「火垂るの墓」とは一味違う野坂昭如について考える
永六輔、小沢昭一、野坂昭如の中年御三家の歌を思い出す。三人は1974年に武道館ライブを行った「歌手」である。マニアックな一部の人たちにはうけていた。
私がレコードを買ったのは野坂だけ。限定版のLPを通信販売で購入した。
届いたレコードを取り出すと、なんと真ん中の穴に紙が貼ってある。レコードは、プレーヤーの突起に、穴を差し込まなければならない。その穴が膜で覆われている。まっ、まさに処女膜を模した作りになっている。とてもドキドキしたことを覚えている。性の興奮ではない。いくらギンギンの十代でも、何も書いてないただの紙を見て興奮する訳がない。商売物のレコードに、こんな遊びを入れていることにドキドキしたのだ。こんなレコード、前代未聞だ。
「♪マリリンモンロー ノー リタ〜ン」(マリリン・モンロー・ノー・リターン)、「♪ジンジンジンジン血がジンジン」(バージンブルース)や「♪row&row振〜り返るなrow」(黒の舟唄)の泥臭い歌がよみがえる。
野坂といえば、映画監督、大島渚のパーティーで、酩酊し、なぐりあいのケンカをした映像がたまにテレビで流れる。
野坂といえば酒とサングラス。黒いサングラスで目が見えない。目は口ほどに物を言うといわれるが、その目が見えない。だから何を考えているのかわからない。口も、真一文字に閉じていることが多いので、ますます何を考えているかわからない。
話し出すと、独特の口調で話が止まらないけど。そういえば、永六輔も小沢昭一も、話し方はそれぞれ独特だ。話しているのを聞いただけですぐわかる。永や小沢のラジオは、聞いた瞬間にわかる。
今のラジオは瞬間にわかる人が少なくなったような。ただ自分がラジオを聞かなくなったからかな。ラジオと違い、テレビでは顔がわかるのに、顔を見ても誰がしゃべっているのか個人が特定しにくいコメンテーターやアナウンサーもいる。顔にも意見にも特徴がないのだ。
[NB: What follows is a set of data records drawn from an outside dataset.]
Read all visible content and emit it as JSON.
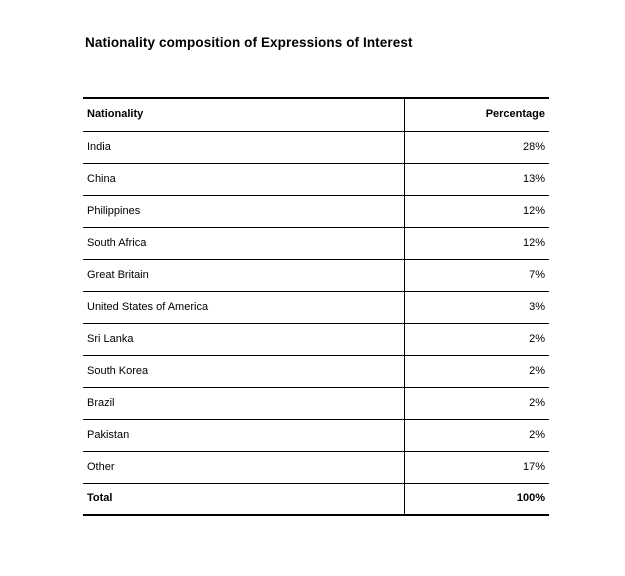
{
  "document": {
    "title": "Nationality composition of Expressions of Interest"
  },
  "table": {
    "columns": [
      "Nationality",
      "Percentage"
    ],
    "rows": [
      {
        "nationality": "India",
        "percentage": "28%"
      },
      {
        "nationality": "China",
        "percentage": "13%"
      },
      {
        "nationality": "Philippines",
        "percentage": "12%"
      },
      {
        "nationality": "South Africa",
        "percentage": "12%"
      },
      {
        "nationality": "Great Britain",
        "percentage": "7%"
      },
      {
        "nationality": "United States of America",
        "percentage": "3%"
      },
      {
        "nationality": "Sri Lanka",
        "percentage": "2%"
      },
      {
        "nationality": "South Korea",
        "percentage": "2%"
      },
      {
        "nationality": "Brazil",
        "percentage": "2%"
      },
      {
        "nationality": "Pakistan",
        "percentage": "2%"
      },
      {
        "nationality": "Other",
        "percentage": "17%"
      }
    ],
    "total": {
      "label": "Total",
      "value": "100%"
    }
  },
  "colors": {
    "text": "#000000",
    "border": "#000000",
    "background": "#ffffff"
  }
}
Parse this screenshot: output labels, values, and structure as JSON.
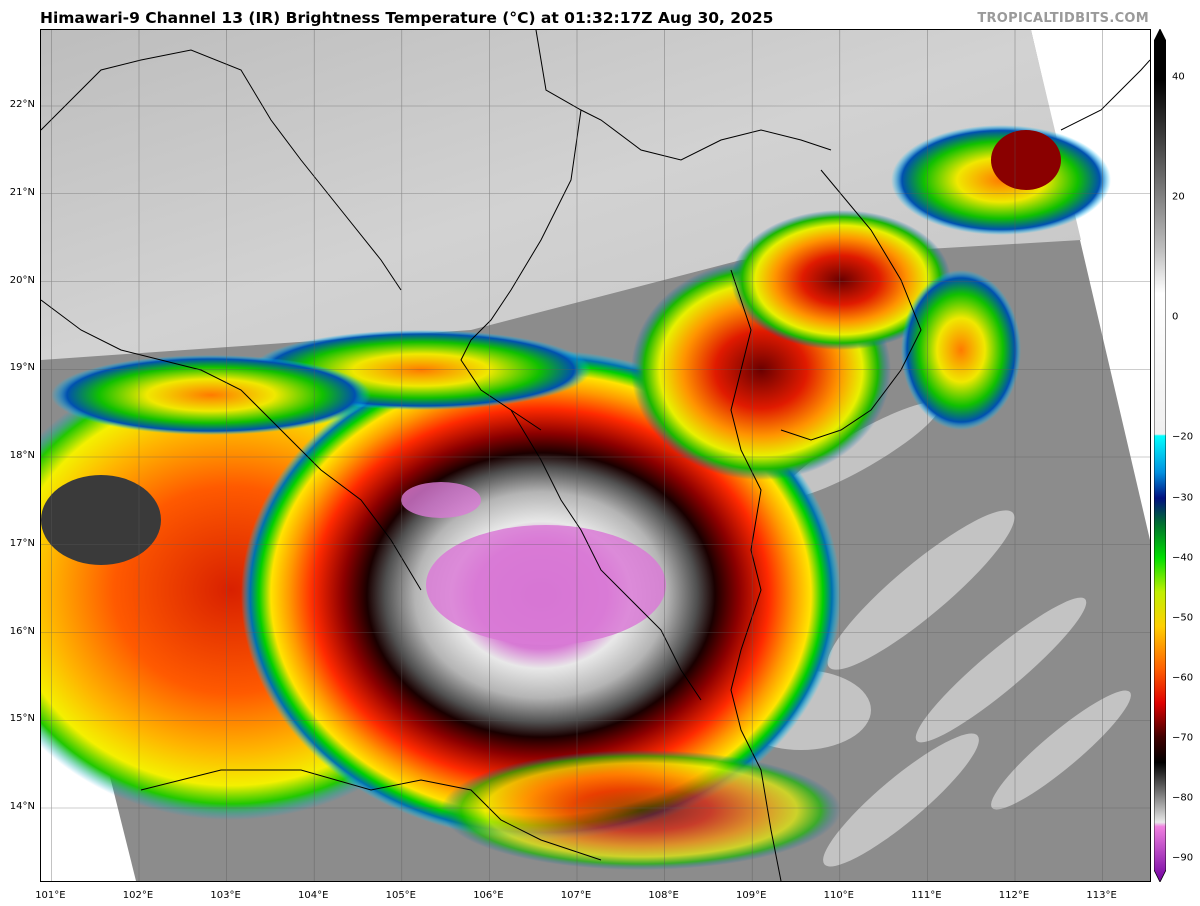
{
  "title": "Himawari-9 Channel 13 (IR) Brightness Temperature (°C) at 01:32:17Z Aug 30, 2025",
  "credit": "TROPICALTIDBITS.COM",
  "map": {
    "lat_labels": [
      {
        "lat": 22,
        "label": "22°N"
      },
      {
        "lat": 21,
        "label": "21°N"
      },
      {
        "lat": 20,
        "label": "20°N"
      },
      {
        "lat": 19,
        "label": "19°N"
      },
      {
        "lat": 18,
        "label": "18°N"
      },
      {
        "lat": 17,
        "label": "17°N"
      },
      {
        "lat": 16,
        "label": "16°N"
      },
      {
        "lat": 15,
        "label": "15°N"
      },
      {
        "lat": 14,
        "label": "14°N"
      }
    ],
    "lon_labels": [
      {
        "lon": 101,
        "label": "101°E"
      },
      {
        "lon": 102,
        "label": "102°E"
      },
      {
        "lon": 103,
        "label": "103°E"
      },
      {
        "lon": 104,
        "label": "104°E"
      },
      {
        "lon": 105,
        "label": "105°E"
      },
      {
        "lon": 106,
        "label": "106°E"
      },
      {
        "lon": 107,
        "label": "107°E"
      },
      {
        "lon": 108,
        "label": "108°E"
      },
      {
        "lon": 109,
        "label": "109°E"
      },
      {
        "lon": 110,
        "label": "110°E"
      },
      {
        "lon": 111,
        "label": "111°E"
      },
      {
        "lon": 112,
        "label": "112°E"
      },
      {
        "lon": 113,
        "label": "113°E"
      }
    ]
  },
  "colorbar": {
    "labels": [
      "40",
      "20",
      "0",
      "−20",
      "−30",
      "−40",
      "−50",
      "−60",
      "−70",
      "−80",
      "−90"
    ],
    "values": [
      40,
      20,
      0,
      -20,
      -30,
      -40,
      -50,
      -60,
      -70,
      -80,
      -90
    ],
    "range": [
      -94,
      48
    ]
  },
  "colors": {
    "land_background": "#c8c8c8",
    "ocean_background": "#8a8a8a",
    "cold_cloud_top": "#d870d0",
    "deep_convection": "#b00000"
  }
}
サングラスと同じで、今のマスクも、口元が見えない。女の人全員が美人に見える(セクハラとは言わないで……)。口の表情がわからない。見えないからミステリアスな魅力がある。
大人はそれでいいだろうが、言葉を覚えなければならない幼児は、口元が見えない分、言葉をどう覚えるのだろう。
野坂昭如は、自分が描いた「火垂るの墓」と同じような経験をしている。
神戸大空襲を経験している。「一九四五・夏・神戸」という著書もある。
小説やアニメでは、妹思いのやさしい兄が描かれているが、野坂本人の話によると、妹に隠れて一人ものを食べたりしていたそうだ。小説にする時、贖罪の気持ちとともに、きれいな物語に作り上げたのだろう。
「火垂るの墓」は短編で、もともとの本のタイトルは、「アメリカひじき・火垂るの墓」。短編小説「アメリカひじき」は、敗戦時の闇市体験を描く。紅茶の葉っぱをひじきだと思って食べた話だ。
野坂の小説自体がエロくグロいものが多い。デビュー作が「エロ事師たち」。「骨餓身峠死人葛(ほねがみとうげほとけかずら)」という作品もある。「凧になったお母さん」が入っている短編集、「戦争童話集」のようなやさしい作品もある。
野坂は、最初は放送作家として活動し、いずみたくと組んでCMソングの作詞家ともなった。ハウス・バーモントカレーの唄などが有名。作詞した「おもちゃのチャチャチャ」はレコード大賞童謡賞受賞。
「四畳半襖の下張」(永井荷風著)のワイセツ裁判で1980年、有罪。編集長を務めていた月刊誌「面白半分」に掲載したものが「猥褻文書の販売」とされたのだ。
1983年、出馬。参議院議員当選。ロッキード事件で有罪となった田中角栄元総理に対抗して衆議院議員総選挙に出馬するため議員辞職。選挙では次点で落選。
40歳を超えたおっさんになってからラグビーを始め、チームを作る。ラグビーボールを持って走る。ものすごい行動力だ。
中年御三家全員、何かに夢中になる行動力はすばらしい。自分も何かしなくては、と思わせられる。